Ok. Worked it out. The Filesystem, where the script resides was mounted with noexec! This is the reason, why the bash-script gets "Permission denied". I bind a new folder to the docker-container, which is mounted "exec". Now the script is executed. Information regarding this issue is found only in the docker-logs. Now there are only remain my questions 3 and 4.

0 replies

jonaswinkler · 2021-01-12T16:19:53Z

jonaswinkler
Jan 12, 2021
Maintainer

No, the post consume script is expected to be a file. However, you can

chmod +x the python script
add #!/usr/bin/python3 to the first line
provide an absolute or relative (starting with ./) path to the python file to paperless.

Yes.

You can also bind mount single files into the container if you do not wish to put that into the consumption directory.

0 replies

andbez · 2021-01-12T21:28:02Z

andbez
Jan 12, 2021
Author

Finished. Everythink works. My first post-hook-script. It tries to extract a 6-digit number from the title and content of the document. If it finds a matching number and it is not used already by any other document it writes it to the ASN-Field in the database (currently only postgresql is supported). If somebody is interested, i can provide the file. May be it can be found a repository to provide such hook-scripts. Thx for your support.

1 reply

e-patrick May 28, 2021

Hi andbez,
Looks like you have already achieved what I was still looking for 👍
Would you be willing to share your hook script?
In the first place, I had the idea to print a couple sheets of small labels, each with QR code containing an unique ASN, so that I just could stick one of those labels to each document, but then I would need to identify and interpret this QR code in the scanned document, which would be a lot more complicated than your approach.
Now, I'll probably just get a numbering apparatus to easily stamp the number to the documents and rely on OCR to find it.
Regards,
Patrick

andbez · 2021-05-28T20:39:10Z

andbez
May 28, 2021
Author

asn.py.zip
Hi e-patrick,

sure, no problem. Please adjust Database, Databaseuser and Databasepassword for your environment. The script still works for me, just a few false positives when OCR is not working 100%. But that happens rarely.

Best,
andbez

1 reply

e-patrick May 28, 2021

Thanks a lot! I pretty sure it is going to work for me as well!
THX,
Patrick

jhqv · 2021-09-11T15:15:31Z

jhqv
Sep 11, 2021

Hi, has anyone in this thread (@e-patrick, @andbez) experienced issues with Paperless not being able to run the post consume script in a Docker container?

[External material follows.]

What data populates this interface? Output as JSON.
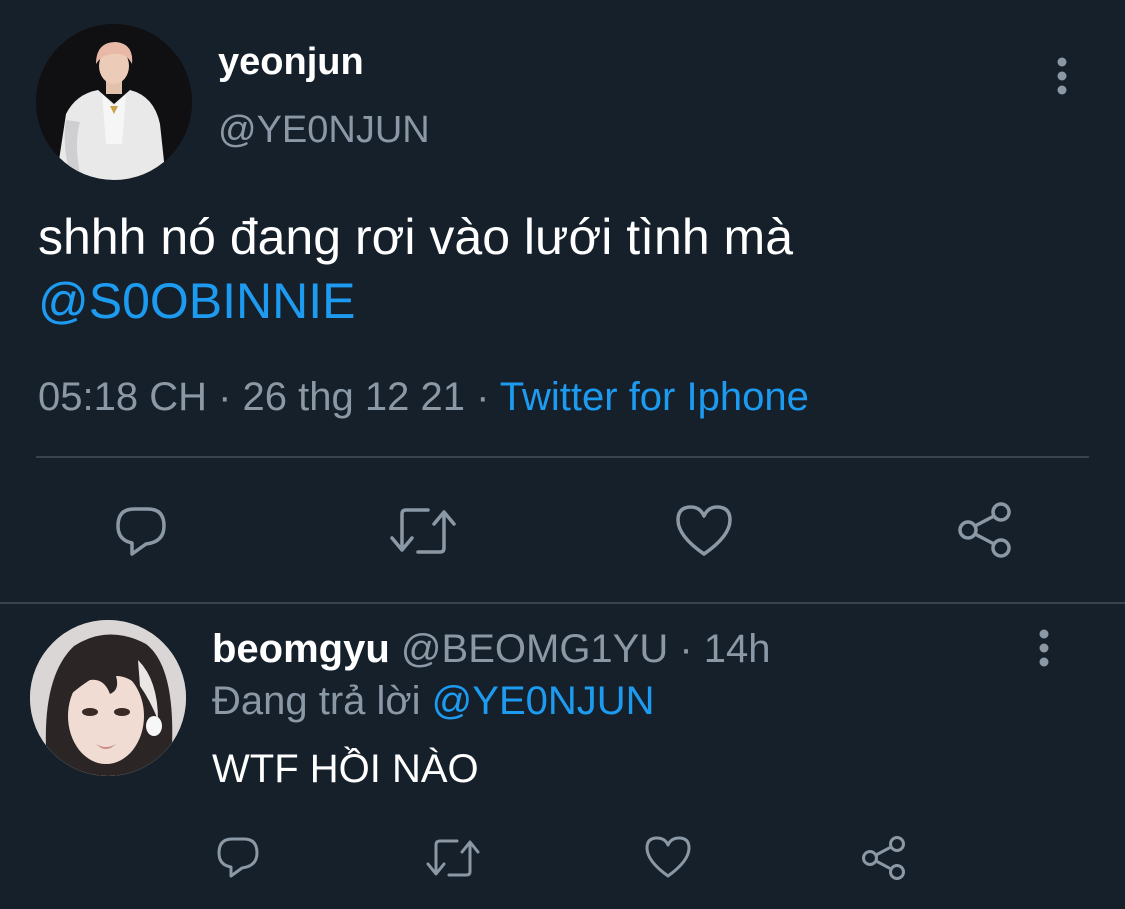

I've been struggling for a long time with a simple script that calls Home Assistant (using curl) after consumption, but keep getting the message "Configured post-consume script "/usr/src/paperless/post_consume.sh" does not exist.", which is odd since I can both ls, cat and execute that particular script inside the container. The script is mounted using a bind mount and it is passed to Paperless using an environment variable with an absolute path.

Paperless log:
[2021-09-11 12:09:35,656] [ERROR] [paperless.consumer] Configured post-consume script "/usr/src/paperless/post_consume.sh" does not exist.

Docker log:

[2021-09-11 12:09:35,656] [ERROR] [paperless.consumer] Configured post-consume script "/usr/src/paperless/post_consume.sh" does not exist.
12:09:35 [Q] INFO Process-1:2 stopped doing work
12:09:35 [Q] ERROR Failed [2021-09-11.jpg] - 2021-09-11.jpg: Configured post-consume script "/usr/src/paperless/post_consume.sh" does not exist. : Traceback (most recent call last):
  File "/usr/local/lib/python3.9/site-packages/django_q/cluster.py", line 432, in worker
    res = f(*task["args"], **task["kwargs"])
  File "/usr/src/paperless/src/documents/tasks.py", line 74, in consume_file
    document = Consumer().try_consume_file(
  File "/usr/src/paperless/src/documents/consumer.py", line 355, in try_consume_file
    self.run_post_consume_script(document)
  File "/usr/src/paperless/src/documents/consumer.py", line 135, in run_post_consume_script
    self._fail(
  File "/usr/src/paperless/src/documents/consumer.py", line 70, in _fail
    raise ConsumerError(f"{self.filename}: {log_message or message}")
documents.consumer.ConsumerError: 2021-09-11.jpg: Configured post-consume script "/usr/src/paperless/post_consume.sh" does not exist.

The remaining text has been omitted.